Tuesday, June 12, 2012

North Dallas Forty

Year 4, Day 164 - 6/12/12 - Movie #1,161

BEFORE: Wrapping up football as a topic tonight, hopefully this is the last word on the subject.  I've been waiting for some channel to air this one, with no luck.  I then tried downloading it from a file-sharing site, but the download didn't work - someone must be cracking down.  Finally I broke down and rented it from iTunes, something I haven't done before - but I may need to do this more often if there is a film crucial to my chain that I can't get cheaply some other way.  If I don't watch this film tonight, my chain might fall apart - as Burt Reynolds from "Semi-Tough" links through "Best Little Whorehouse in Texas" to Charles Durning (last seen in "The Last Supper").  

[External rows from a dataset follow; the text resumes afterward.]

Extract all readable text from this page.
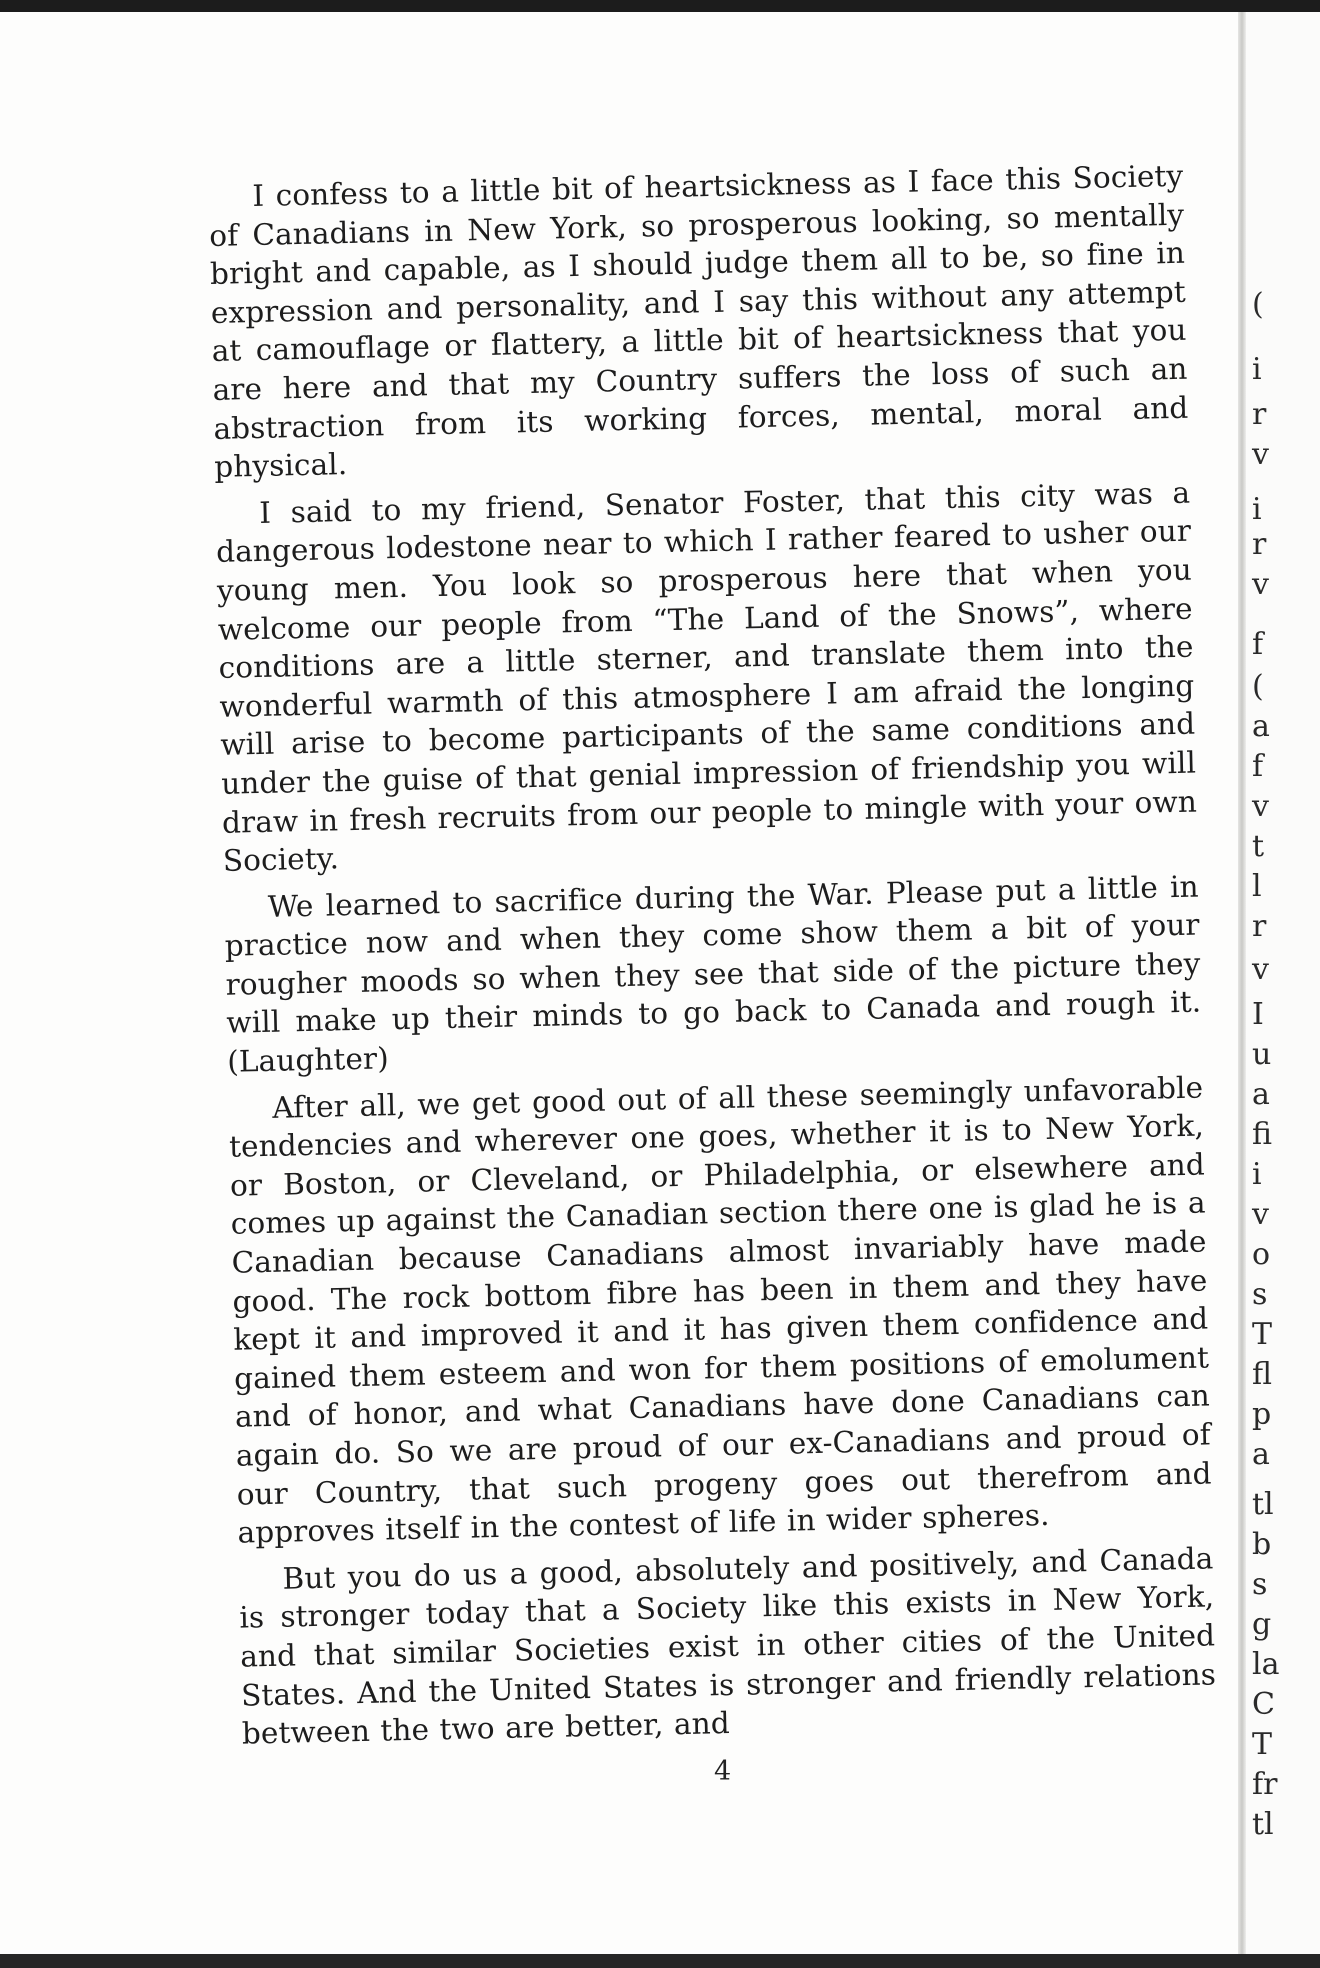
I confess to a little bit of heartsickness as I face this Society of Canadians in New York, so prosperous looking, so mentally bright and capable, as I should judge them all to be, so fine in expression and personality, and I say this without any attempt at camouflage or flattery, a little bit of heartsickness that you are here and that my Country suffers the loss of such an abstraction from its working forces, mental, moral and physical.

I said to my friend, Senator Foster, that this city was a dangerous lodestone near to which I rather feared to usher our young men. You look so prosperous here that when you welcome our people from “The Land of the Snows”, where conditions are a little sterner, and translate them into the wonderful warmth of this atmosphere I am afraid the longing will arise to become participants of the same conditions and under the guise of that genial impression of friendship you will draw in fresh recruits from our people to mingle with your own Society.

We learned to sacrifice during the War. Please put a little in practice now and when they come show them a bit of your rougher moods so when they see that side of the picture they will make up their minds to go back to Canada and rough it. (Laughter)

After all, we get good out of all these seemingly unfavorable tendencies and wherever one goes, whether it is to New York, or Boston, or Cleveland, or Philadelphia, or elsewhere and comes up against the Canadian section there one is glad he is a Canadian because Canadians almost invariably have made good. The rock bottom fibre has been in them and they have kept it and improved it and it has given them confidence and gained them esteem and won for them positions of emolument and of honor, and what Canadians have done Canadians can again do. So we are proud of our ex-Canadians and proud of our Country, that such progeny goes out therefrom and approves itself in the contest of life in wider spheres.

But you do us a good, absolutely and positively, and Canada is stronger today that a Society like this exists in New York, and that similar Societies exist in other cities of the United States. And the United States is stronger and friendly relations between the two are better, and

4
(
i
r
v
i
r
v
f
(
a
f
v
t
l
r
v
I
u
a
fi
i
v
o
s
T
fl
p
a
tl
b
s
g
la
C
T
fr
tl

THE PLOT: A semi-fictional account of life as a professional football player. Loosely based on the Dallas Cowboys team of the early 1970s.

AFTER: This is right in line with "Semi-Tough", another film that show the hard living that went on in the personal lives of NFL players in the swinging 70's.  Parties, beer, pot, anonymous sex - it's strange to feel nostalgic for sex and drugs, which never really went away, but somehow it seems like both things were more free-wheeling and innocent back then.  Maybe "innocent" isn't the right word - care-free?   This was before AIDS and the "Just Say No" anti-drug campaigns.

Nick Nolte (last seen in "Jefferson in Paris"), though playing an aging football player here, was not a bad-looking guy when he was younger (he was 37 or 38 at the time) - he resembles Ethan Hawke, but with a cheezy moustache.  I'm surprised no casting director has taken advantage of their similar look and put them in a movie as father and son.  The age of 38 would be considered old for a football player, though, so Nolte does fit right in here - and he's great at playing injured or drunk or doped up (or all three at once).

The mechanics of football are here, at least to a greater extent than "Semi-Tough", but it's not always flattering.  The use of painkillers, vitamin B-12, and (I assume) steroids - since no one's ever really known for having "Vitamin B-12 rage" - is rampant, and that's just on the playing field.  Then you've got the leisure-time drugs like beer, grass, and all those wacky sex drugs people took in the 70's, like amyl nitrate.  It makes me think that Kurt Vonnegut was right, we're all just walking bags of chemicals.

No matter what Nolte's character and his teammates accomplish, it's never enough for the head coach.  In a manner similar to "Moneyball", the coach has calculated what the team's stats and percentages should be, according to his computer - too bad he's stuck using an old TRS-80. 

The movie is low-rent in a number of other ways, too - the "championship game" (clearly not the Super Bowl, even though the team's charts clearly state that's their goal) looks like it was played on a high-school field, with no crowd of cheering fans in sight.  And they could only afford one facial expression for the lead actress who plays Nolte's girlfriend - so she responds to every development in their relationship with the same combination of fear and concern that she uses while watching the big game.

I won't spoil the ending, but I will say that it's ballsy for a sports film.  And after seeing similar endings in sports film after sports film, a change is oddly welcome.

Also starring Mac Davis (last seen in "The Sting II"), Dayle Haddon, Bo Svenson (last seen in "Speed 2: Cruise Control"), John Matuszak, G.D. Spradlin (last seen in "The War of the Roses"), Dabney Coleman (last seen in "The Towering Inferno").